Ook het Vlaams Architectuurinstituut of VAi beschikt over een aanzienlijk aantal productcatalogi en reclamefolders rond bouwmaterialen, maar dit onderdeel van de collectie is nauwelijks ontsloten. De grootste collecties Belgische tegelcatalogi bevinden zich vandaag in binnen- en buitenlands privébezit, en zijn samengebracht door vakmensen en onderzoekers, waaronder de auteur van dit artikel. Op termijn zullen minstens enkele van deze collecties overgedragen worden aan openbare instellingen, zodat ze voor onderzoek beschikbaar zullen komen. En dat is een prachtig vooruitzicht. Waarom eigenlijk?

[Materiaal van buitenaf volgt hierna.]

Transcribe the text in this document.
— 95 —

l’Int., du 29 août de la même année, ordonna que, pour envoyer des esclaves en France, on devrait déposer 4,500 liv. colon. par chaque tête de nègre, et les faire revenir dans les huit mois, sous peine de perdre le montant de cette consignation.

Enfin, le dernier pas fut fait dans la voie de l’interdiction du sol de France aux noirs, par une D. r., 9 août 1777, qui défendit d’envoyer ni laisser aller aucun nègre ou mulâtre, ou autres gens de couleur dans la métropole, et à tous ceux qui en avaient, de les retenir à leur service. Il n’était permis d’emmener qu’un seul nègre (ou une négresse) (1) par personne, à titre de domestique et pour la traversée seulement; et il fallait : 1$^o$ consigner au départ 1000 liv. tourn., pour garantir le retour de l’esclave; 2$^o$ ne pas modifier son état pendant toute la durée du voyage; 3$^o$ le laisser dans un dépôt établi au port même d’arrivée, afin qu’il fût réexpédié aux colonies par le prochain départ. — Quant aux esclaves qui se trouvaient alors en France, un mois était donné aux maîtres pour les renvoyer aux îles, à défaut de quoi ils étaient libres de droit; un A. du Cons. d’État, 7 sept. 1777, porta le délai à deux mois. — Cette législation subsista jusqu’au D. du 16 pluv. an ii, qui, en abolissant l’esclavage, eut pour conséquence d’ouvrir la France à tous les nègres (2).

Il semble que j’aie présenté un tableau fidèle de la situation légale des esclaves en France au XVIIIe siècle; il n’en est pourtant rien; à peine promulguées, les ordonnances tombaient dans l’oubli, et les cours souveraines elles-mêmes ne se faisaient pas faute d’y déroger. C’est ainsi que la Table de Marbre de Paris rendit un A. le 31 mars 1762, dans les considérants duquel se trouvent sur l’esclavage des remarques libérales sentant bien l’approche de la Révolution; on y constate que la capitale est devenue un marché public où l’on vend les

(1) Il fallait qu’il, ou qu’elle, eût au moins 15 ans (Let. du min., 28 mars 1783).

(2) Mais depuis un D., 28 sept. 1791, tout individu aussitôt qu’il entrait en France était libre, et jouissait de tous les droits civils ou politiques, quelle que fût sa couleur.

Nuttig onderzoeksmateriaal
Wat is het nut van dergelijk oud of recenter materiaal dat voor de hedendaagse tegelhandel geen waarde meer heeft? In deze oude handelscatalogi en bijhorende tarieflijsten, ook in deze van de laatste decennia die nog nauwelijks verzameld worden, zijn – zoals uit mijn eigen doctoraal onderzoek naar de evolutie van de Belgische vloer- en wandtegelindustrie uitvoerig bleek – moeilijk elders terug te vinden gegevens terug te vinden. Nuttig voor architectuur- en kunsthistorici zijn de gegevens over zeer uiteenlopende aspecten als de inplanting van verkooppunten en magazijnen, vertegenwoordigingen in binnen- en buitenland, prijzenbeleid en handelskortingen, verpakkings- en transportkosten of bekroningen op wereld-, internationale, nationale en regionale tentoonstellingen.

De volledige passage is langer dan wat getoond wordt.